Y una nube de pasmo se cernió sobre el pueblo. Nadie sabía a qué atenerse, pero los más colegidos en el arte de la denuncia y la maldad apelaron a los nuevos tiempos: el progreso lo pide —dijeron y proclamaron— y nadie se opuso aunque fuera ridículo ver a sus hombres vestidos como colegialas.
—Cerraremos los escolapios. Son los únicos que se oponen a la modernidad —volvió a suspirar el alcalde en el cuarto pleno de la nueva era yeclana. Llevaba para aquel Pleno Municipal unas sandalias turgentes que aliviaban el hedor de sus estirados y huesudos dedos del pie. Había pintado sus uñas con una mezcla purpurina que los hacía simplemente repugnantes. Sin embargo, nadie le dijo nada, pues temían ser acusados de meapilas y beatos, que es lo mismo que ser reaccionario a los nuevos avances científicos y humanos.
—Es lo más adecuado. El problema es que no tenemos un colegio público para albergar a los alumnos y discípulos de las escuelas Pías —dijo el checo el día que cavó su tumba política con palabras excesivas.
Le miraron todos con deseos de desollarlo. De hecho, una cosa, y así lo entendían todos en el Consistorio, era mandar y dar órdenes, y otra que se cumplieran los deseos puritanos de los allí reinantes. Todo el mundo sabía que la autoridad que se empeña en forzar la voluntad de los súbditos terminaba mostrando una debilidad inconsecuente con la autoridad que desea tener. Si no se producía la obediencia sumisa, sólo quedaba como alternativa influenciar en los periódicos del pueblo, que hasta ese momento mantenían una política de neutralidad apremiada por el miedo a la represión.
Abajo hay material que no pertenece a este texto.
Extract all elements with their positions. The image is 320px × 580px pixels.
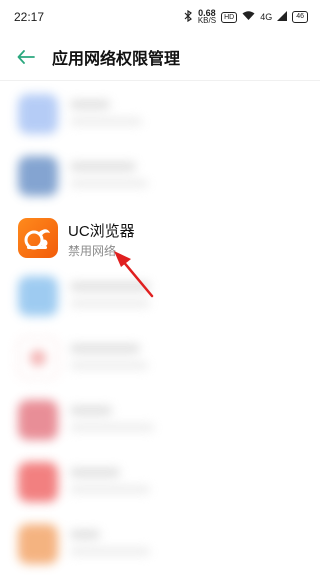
- page-header: 应用网络权限管理: [0, 34, 320, 80]
- list-item[interactable]: [0, 270, 320, 332]
- app-icon: [18, 462, 58, 502]
- app-name-placeholder: [70, 344, 140, 353]
- hd-badge: HD: [221, 11, 238, 23]
- app-name-placeholder: [70, 406, 112, 415]
- battery-icon: 46: [292, 11, 308, 23]
- app-status-placeholder: [70, 118, 142, 125]
- signal-label: 4G: [260, 12, 273, 22]
- bluetooth-icon: [184, 9, 193, 24]
- app-name-placeholder: [70, 282, 150, 291]
- app-status-placeholder: [70, 300, 150, 307]
- app-status-placeholder: [70, 548, 150, 555]
- header-divider: [0, 80, 320, 81]
- app-icon: [18, 156, 58, 196]
- signal-icon: [277, 11, 288, 23]
- app-status-placeholder: [70, 424, 154, 431]
- back-arrow-icon: [17, 50, 35, 64]
- list-item-uc-browser[interactable]: UC浏览器 禁用网络: [0, 212, 320, 262]
- app-status-placeholder: [70, 486, 150, 493]
- status-icons: 0.68 KB/S HD 4G 46: [184, 9, 308, 25]
- app-name-placeholder: [70, 100, 110, 109]
- list-item[interactable]: [0, 88, 320, 150]
- app-name-placeholder: [70, 530, 100, 539]
- list-item[interactable]: [0, 394, 320, 456]
- app-icon: [18, 276, 58, 316]
- back-button[interactable]: [14, 45, 38, 69]
- app-name-placeholder: [70, 162, 136, 171]
- app-name: UC浏览器: [68, 223, 135, 240]
- app-network-status: 禁用网络: [68, 244, 117, 258]
- status-time: 22:17: [14, 10, 45, 24]
- app-name-placeholder: [70, 468, 120, 477]
- app-status-placeholder: [70, 362, 148, 369]
- app-icon: [18, 400, 58, 440]
- app-icon: [18, 524, 58, 564]
- status-bar: 22:17 0.68 KB/S HD 4G 46: [0, 0, 320, 34]
- wifi-icon: [242, 11, 255, 23]
- app-icon: [18, 94, 58, 134]
- uc-browser-icon: [18, 218, 58, 258]
- list-item[interactable]: [0, 518, 320, 580]
- list-item[interactable]: [0, 150, 320, 212]
- network-speed: 0.68 KB/S: [197, 8, 217, 25]
- app-status-placeholder: [70, 180, 148, 187]
- page-title: 应用网络权限管理: [52, 51, 181, 68]
- app-icon: [18, 338, 58, 378]
- list-item[interactable]: [0, 456, 320, 518]
- list-item[interactable]: [0, 332, 320, 394]
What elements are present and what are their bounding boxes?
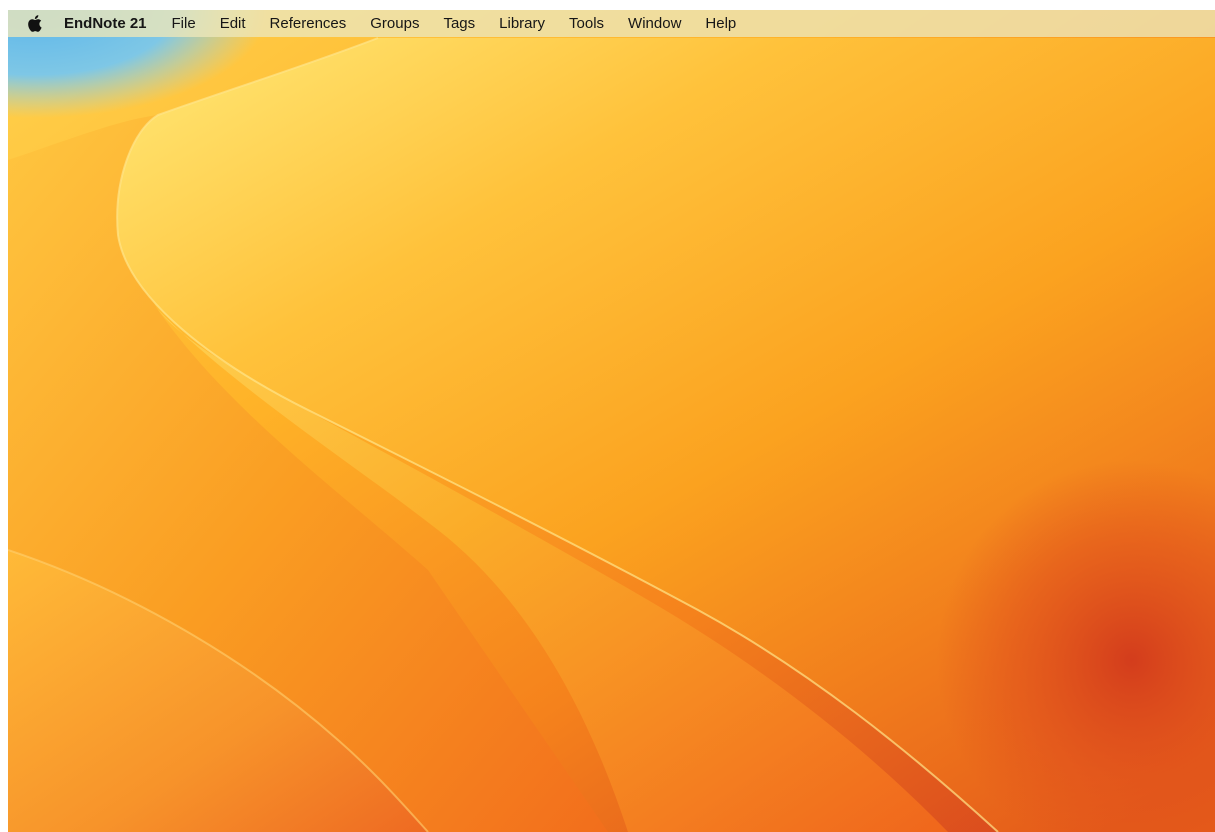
- menu-library[interactable]: Library: [499, 10, 545, 37]
- desktop: EndNote 21 File Edit References Groups T…: [8, 10, 1215, 832]
- desktop-wallpaper: [8, 10, 1215, 832]
- menu-bar: EndNote 21 File Edit References Groups T…: [8, 10, 1215, 37]
- app-menu-endnote[interactable]: EndNote 21: [64, 10, 147, 37]
- menu-references[interactable]: References: [270, 10, 347, 37]
- menu-file[interactable]: File: [172, 10, 196, 37]
- menu-help[interactable]: Help: [705, 10, 736, 37]
- menu-tools[interactable]: Tools: [569, 10, 604, 37]
- apple-logo-icon[interactable]: [26, 15, 42, 33]
- menu-edit[interactable]: Edit: [220, 10, 246, 37]
- menu-tags[interactable]: Tags: [443, 10, 475, 37]
- menu-window[interactable]: Window: [628, 10, 681, 37]
- menu-groups[interactable]: Groups: [370, 10, 419, 37]
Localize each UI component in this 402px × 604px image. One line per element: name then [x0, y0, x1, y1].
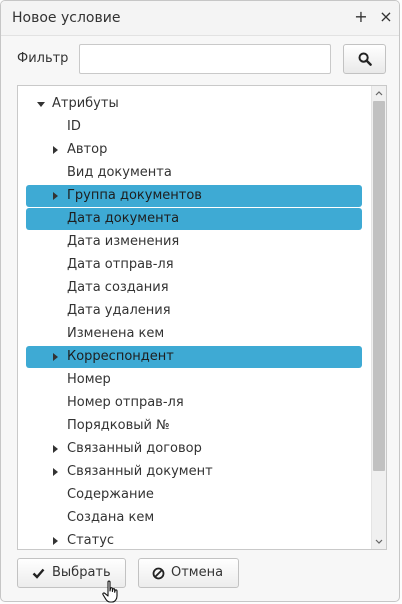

—Secuestraremos los periódicos del pueblo —afirmó la esposa del checo que sabía que tendría que divorciarse de su apestado marido antes de que cayera la tarde. La pobre, desde que había sido concejala de Cultura, estaba henchida de flamenco y guitarra.
—Mejor les obligaremos a escribir con tinta invisible —contestó el alcalde que vio en aquella mujer una posible amante para sus deseos magnánimos de hacer el bien bajo cualquier otra premisa matemática o lingüística distinta a lo andaluz, tan antiguo.
—¿Y los infantes y párvulos del pueblo? —preguntó de nuevo el checo.
Y no pudo casi terminar la frase, pues recibió un aviso de un agente de la autoridad que le susurró algo al oído. El hombre salió de la sala de “Juntas Vecinales Laicas y Soberbias”, que era el nombre que recibía el Salón de Plenos, y nunca más se le volvió a ver. Sin embargo, el alcalde quedó obligado por la pregunta.
—Haremos un nuevo colegio. Yo mismo seré su director. Y así, de esa manera tan generosa y filantrópica, lograremos que los muchachos, desde pequeños, aprendan el arte de la depilación del dorso velludo de las manos y su no menos importante asignatura de pedicura. Este pueblo no puede tolerar la intolerancia de los que odian el futuro y el progreso.